Ha lavorato in una caffetteria, in una fabbrica, in una pizzeria dove guadagnava 10 dollari al giorno più mance. Camminava o prendeva l'autobus.
“Era difficile essere madre single e dipendere solo dal mio stipendio”, ricorda.
Pagava inoltre il trasporto scolastico di suo figlio. Era il periodo più difficile, ma anche il più determinato.
“Davvero, stavo pensando al futuro di mio figlio, non a me”, afferma.
Riprendere a esercitare ciò che sembrava perduto
Dopo un po' di tempo, trovò lavoro come assistente dentistico. Successivamente studiò per diventare igienista, professione che esercitò per sette anni mentre suo figlio cresceva. Fu lui a spingerla a convalidare il suo titolo professionale.
"Mamma, non vuoi diventare dentista?", le chiese.
Pensava che fosse impossibile, ma suo figlio l'ha aiutata con tutto il processo di applicazione.
Finalmente è stata ammessa all'università Nova di Miami e dopo tre anni di studi si è laureata come dentista negli Stati Uniti. Non è stato facile: non ha avuto accesso a borse di studio e ha accumulato un debito significativo.
La consulta propria: Indipendenza dopo anni di lotta
Vilma traduceva in diverse cliniche fino a quando, nel 2011, riuscì ad aprire la propria.

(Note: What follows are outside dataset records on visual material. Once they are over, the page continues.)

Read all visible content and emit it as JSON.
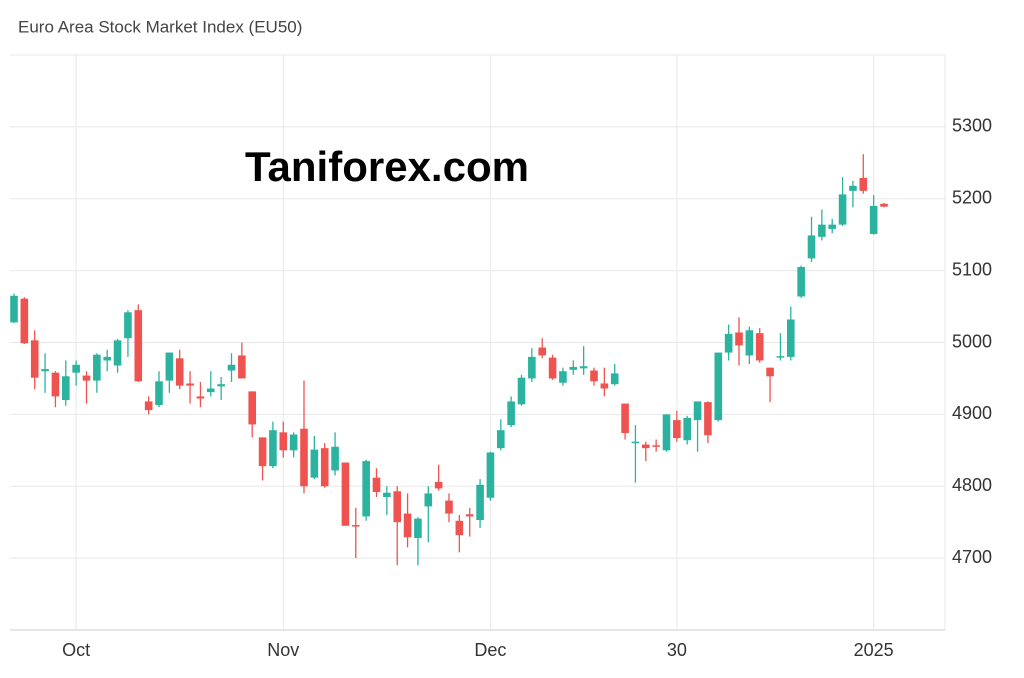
{
  "chart_data": {
    "type": "candlestick",
    "title": "Euro Area Stock Market Index (EU50)",
    "annotation": "Taniforex.com",
    "categories": [
      null,
      null,
      null,
      null,
      null,
      null,
      "Oct",
      null,
      null,
      null,
      null,
      null,
      null,
      null,
      null,
      null,
      null,
      null,
      null,
      null,
      null,
      null,
      null,
      null,
      null,
      null,
      "Nov",
      null,
      null,
      null,
      null,
      null,
      null,
      null,
      null,
      null,
      null,
      null,
      null,
      null,
      null,
      null,
      null,
      null,
      null,
      null,
      "Dec",
      null,
      null,
      null,
      null,
      null,
      null,
      null,
      null,
      null,
      null,
      null,
      null,
      null,
      null,
      null,
      null,
      null,
      "30",
      null,
      null,
      null,
      null,
      null,
      null,
      null,
      null,
      null,
      null,
      null,
      null,
      null,
      null,
      null,
      null,
      null,
      null,
      "2025",
      null
    ],
    "open": [
      5028,
      5061,
      5003,
      4960,
      4958,
      4920,
      4958,
      4954,
      4947,
      4975,
      4968,
      5006,
      5045,
      4918,
      4913,
      4947,
      4978,
      4943,
      4925,
      4931,
      4939,
      4961,
      4982,
      4932,
      4868,
      4828,
      4875,
      4850,
      4880,
      4812,
      4853,
      4822,
      4833,
      4746,
      4758,
      4812,
      4785,
      4793,
      4762,
      4728,
      4772,
      4806,
      4780,
      4752,
      4761,
      4753,
      4784,
      4853,
      4885,
      4914,
      4950,
      4993,
      4979,
      4944,
      4962,
      4964,
      4961,
      4943,
      4942,
      4915,
      4860,
      4858,
      4857,
      4850,
      4892,
      4864,
      4892,
      4917,
      4892,
      4986,
      5014,
      4982,
      5013,
      4965,
      4979,
      4980,
      5064,
      5117,
      5147,
      5158,
      5164,
      5211,
      5229,
      5151,
      5193
    ],
    "high": [
      5068,
      5063,
      5017,
      4985,
      4960,
      4975,
      4975,
      4960,
      4985,
      4990,
      5005,
      5045,
      5053,
      4925,
      4960,
      4986,
      4990,
      4960,
      4945,
      4960,
      4952,
      4985,
      5000,
      4932,
      4868,
      4890,
      4890,
      4875,
      4947,
      4870,
      4860,
      4875,
      4833,
      4770,
      4837,
      4825,
      4800,
      4800,
      4790,
      4757,
      4800,
      4830,
      4790,
      4760,
      4770,
      4810,
      4848,
      4893,
      4925,
      4955,
      4992,
      5006,
      4983,
      4965,
      4975,
      4995,
      4965,
      4965,
      4970,
      4915,
      4885,
      4862,
      4865,
      4900,
      4905,
      4898,
      4918,
      4918,
      4986,
      5025,
      5035,
      5022,
      5020,
      4965,
      5013,
      5050,
      5107,
      5175,
      5185,
      5172,
      5230,
      5225,
      5262,
      5205,
      5194
    ],
    "low": [
      5027,
      4998,
      4935,
      4930,
      4910,
      4912,
      4940,
      4915,
      4930,
      4960,
      4958,
      4980,
      4945,
      4900,
      4910,
      4930,
      4935,
      4915,
      4910,
      4925,
      4920,
      4945,
      4950,
      4868,
      4808,
      4825,
      4840,
      4840,
      4790,
      4810,
      4798,
      4815,
      4745,
      4700,
      4752,
      4785,
      4760,
      4690,
      4715,
      4690,
      4722,
      4794,
      4750,
      4708,
      4730,
      4742,
      4780,
      4850,
      4882,
      4912,
      4945,
      4978,
      4948,
      4940,
      4955,
      4955,
      4940,
      4925,
      4940,
      4865,
      4805,
      4835,
      4848,
      4848,
      4862,
      4858,
      4848,
      4860,
      4890,
      4975,
      4968,
      4970,
      4972,
      4917,
      4975,
      4975,
      5062,
      5112,
      5142,
      5152,
      5162,
      5188,
      5207,
      5150,
      5188
    ],
    "close": [
      5065,
      4999,
      4951,
      4963,
      4925,
      4953,
      4969,
      4947,
      4983,
      4980,
      5003,
      5042,
      4946,
      4906,
      4946,
      4986,
      4940,
      4940,
      4922,
      4936,
      4942,
      4969,
      4950,
      4886,
      4828,
      4878,
      4850,
      4872,
      4800,
      4851,
      4800,
      4855,
      4745,
      4744,
      4835,
      4792,
      4791,
      4750,
      4729,
      4755,
      4790,
      4797,
      4762,
      4732,
      4758,
      4802,
      4847,
      4878,
      4918,
      4951,
      4980,
      4982,
      4950,
      4960,
      4966,
      4967,
      4946,
      4936,
      4957,
      4874,
      4862,
      4853,
      4855,
      4900,
      4867,
      4895,
      4918,
      4871,
      4986,
      5012,
      4996,
      5017,
      4975,
      4953,
      4981,
      5032,
      5105,
      5149,
      5164,
      5164,
      5206,
      5218,
      5211,
      5190,
      5189
    ],
    "up_color": "#2bb3a0",
    "down_color": "#ef5350",
    "ylim": [
      4600,
      5400
    ],
    "yticks": [
      4700,
      4800,
      4900,
      5000,
      5100,
      5200,
      5300
    ],
    "grid": true
  }
}
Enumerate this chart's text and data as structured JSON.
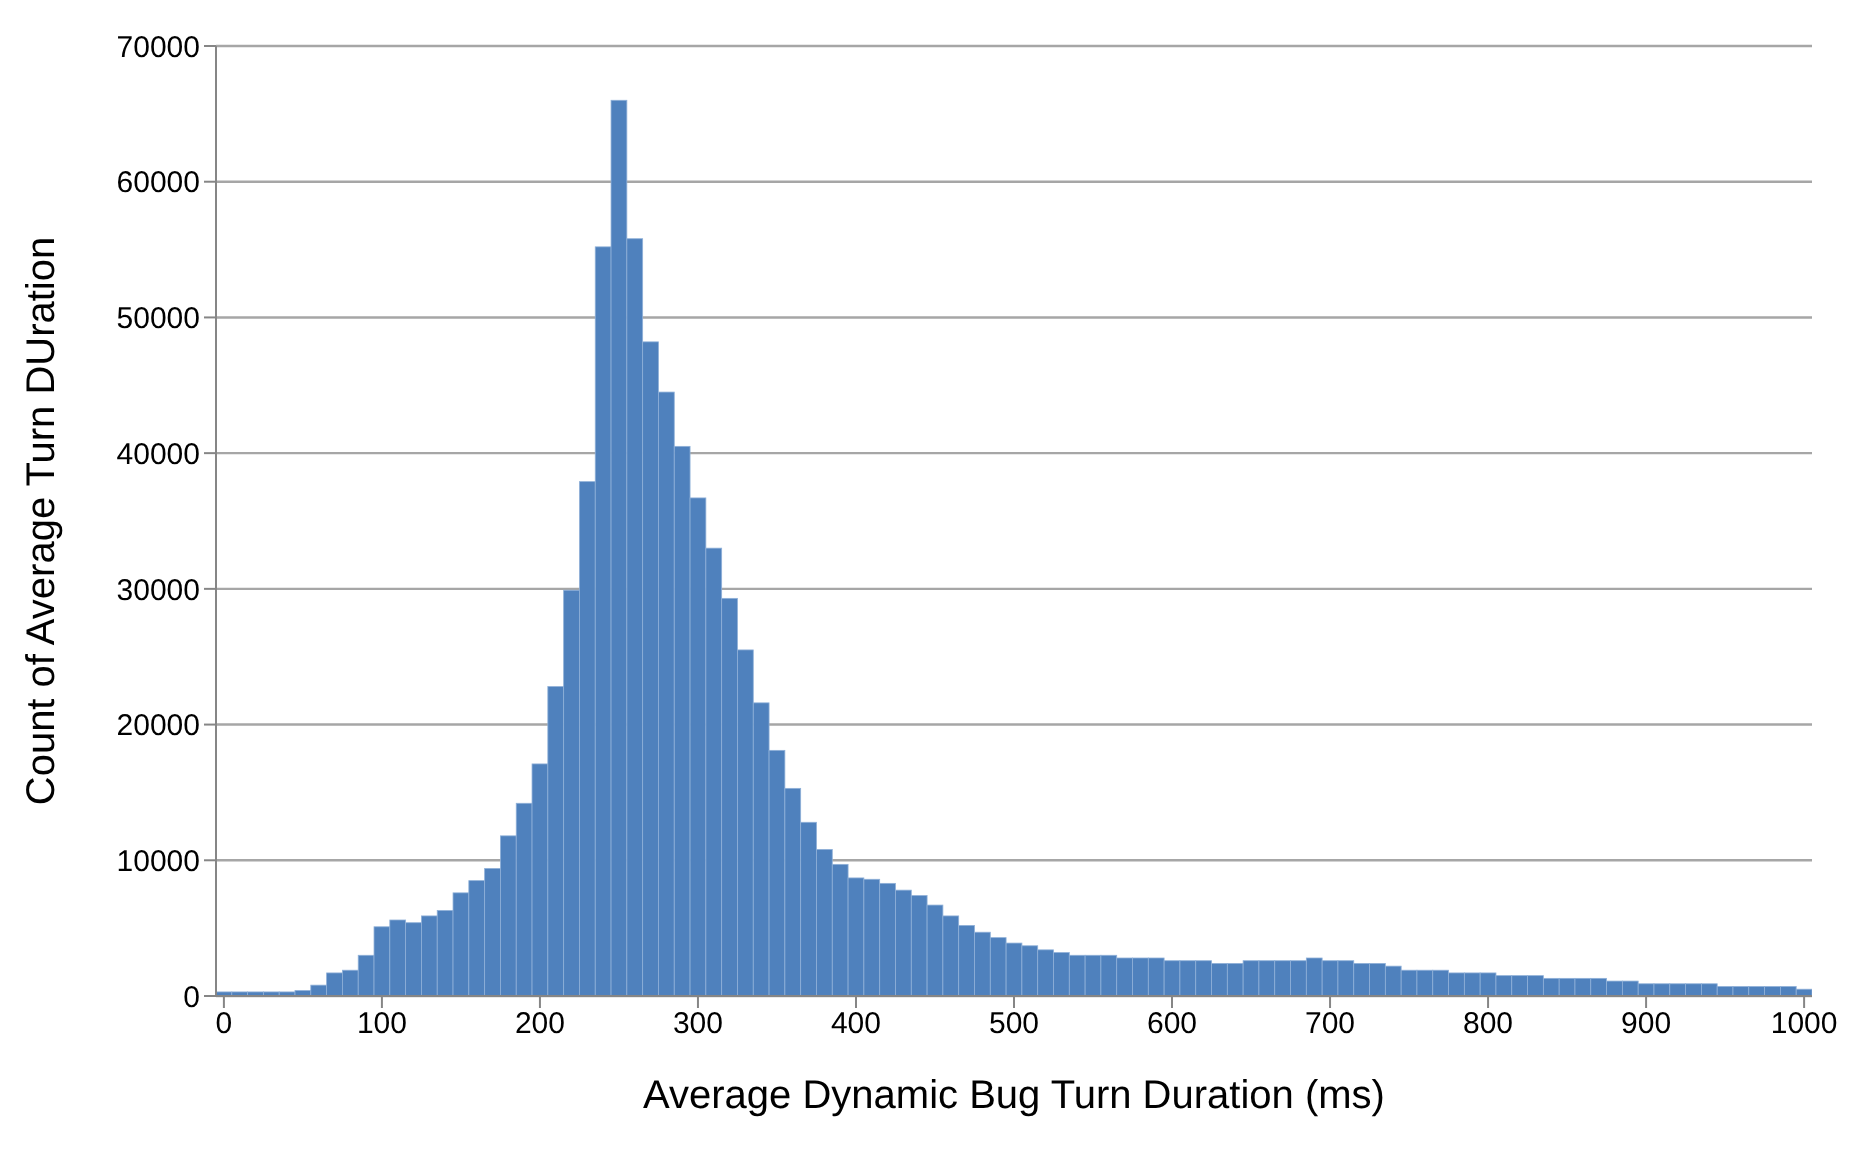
{
  "chart_data": {
    "type": "histogram",
    "xlabel": "Average Dynamic Bug Turn Duration (ms)",
    "ylabel": "Count of Average Turn DUration",
    "bins": [
      -5,
      5,
      15,
      25,
      35,
      45,
      55,
      65,
      75,
      85,
      95,
      105,
      115,
      125,
      135,
      145,
      155,
      165,
      175,
      185,
      195,
      205,
      215,
      225,
      235,
      245,
      255,
      265,
      275,
      285,
      295,
      305,
      315,
      325,
      335,
      345,
      355,
      365,
      375,
      385,
      395,
      405,
      415,
      425,
      435,
      445,
      455,
      465,
      475,
      485,
      495,
      505,
      515,
      525,
      535,
      545,
      555,
      565,
      575,
      585,
      595,
      605,
      615,
      625,
      635,
      645,
      655,
      665,
      675,
      685,
      695,
      705,
      715,
      725,
      735,
      745,
      755,
      765,
      775,
      785,
      795,
      805,
      815,
      825,
      835,
      845,
      855,
      865,
      875,
      885,
      895,
      905,
      915,
      925,
      935,
      945,
      955,
      965,
      975,
      985,
      995,
      1005
    ],
    "values": [
      300,
      300,
      300,
      300,
      300,
      400,
      800,
      1700,
      1900,
      3000,
      5100,
      5600,
      5400,
      5900,
      6300,
      7600,
      8500,
      9400,
      11800,
      14200,
      17100,
      22800,
      29900,
      37900,
      55200,
      66000,
      55800,
      48200,
      44500,
      40500,
      36700,
      33000,
      29300,
      25500,
      21600,
      18100,
      15300,
      12800,
      10800,
      9700,
      8700,
      8600,
      8300,
      7800,
      7400,
      6700,
      5900,
      5200,
      4700,
      4300,
      3900,
      3700,
      3400,
      3200,
      3000,
      3000,
      3000,
      2800,
      2800,
      2800,
      2600,
      2600,
      2600,
      2400,
      2400,
      2600,
      2600,
      2600,
      2600,
      2800,
      2600,
      2600,
      2400,
      2400,
      2200,
      1900,
      1900,
      1900,
      1700,
      1700,
      1700,
      1500,
      1500,
      1500,
      1300,
      1300,
      1300,
      1300,
      1100,
      1100,
      900,
      900,
      900,
      900,
      900,
      700,
      700,
      700,
      700,
      700,
      500
    ],
    "color": "#4f81bd",
    "xlim": [
      -5,
      1005
    ],
    "xticks": [
      0,
      100,
      200,
      300,
      400,
      500,
      600,
      700,
      800,
      900,
      1000
    ],
    "ylim": [
      0,
      70000
    ],
    "yticks": [
      0,
      10000,
      20000,
      30000,
      40000,
      50000,
      60000,
      70000
    ],
    "grid": "y"
  }
}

“Questi ufficio lo abbiamo aperto nel 2011. È piccolo, di dentista generale,” ha spiegato.
Si occupa di pazienti locali, coperti da assicurazioni private, Medicaid e Medicare. Vengono anche realizzate faccette e lavori estetici, ma questo non è l'obiettivo principale.
“Non ho mai sognato Rolex né Lamborghini; desidero tranquillità, un posto dove vivere, viaggiare un po’ e una vita semplice”, ha assicurato. A causa dei suoi anni, porta con sé conseguenze fisiche: dischi cervicali danneggiati, lesioni alle spalle.
"Anni di lavoro e 17 tentativi di uscire da Cuba furono con uno zaino pesante e un gallone d'acqua per la montagna e le mangrovie."
Trenta anni dopo: Né ritorno né pentimento
Vilma non è tornata a Cuba.
"Ho rinnovato il passaporto cubano tutti questi anni; ora è attivo per altri otto anni. Non sono mai stato a Cuba."
Mantiene contatti con amici e familiari, ai quali offre supporto da lontano. Gli manca Sagua la Grande, Santa Clara, i luoghi dove ha studiato. Rimane in contatto con vecchi compagni. Tuttavia, non si pente.
“Sono molto grato e felice di aver preso la decisione di venire in questo paese che, se dovessi rifarlo, lo farei di nuovo, pur di dare un futuro a mio figlio”, assicura con fermezza.
“E è stato anche il mio futuro, perché ho una vita migliore qui e sono riuscito ad aiutare i miei genitori, ripagandoli per quello che hanno fatto per noi”, conclude.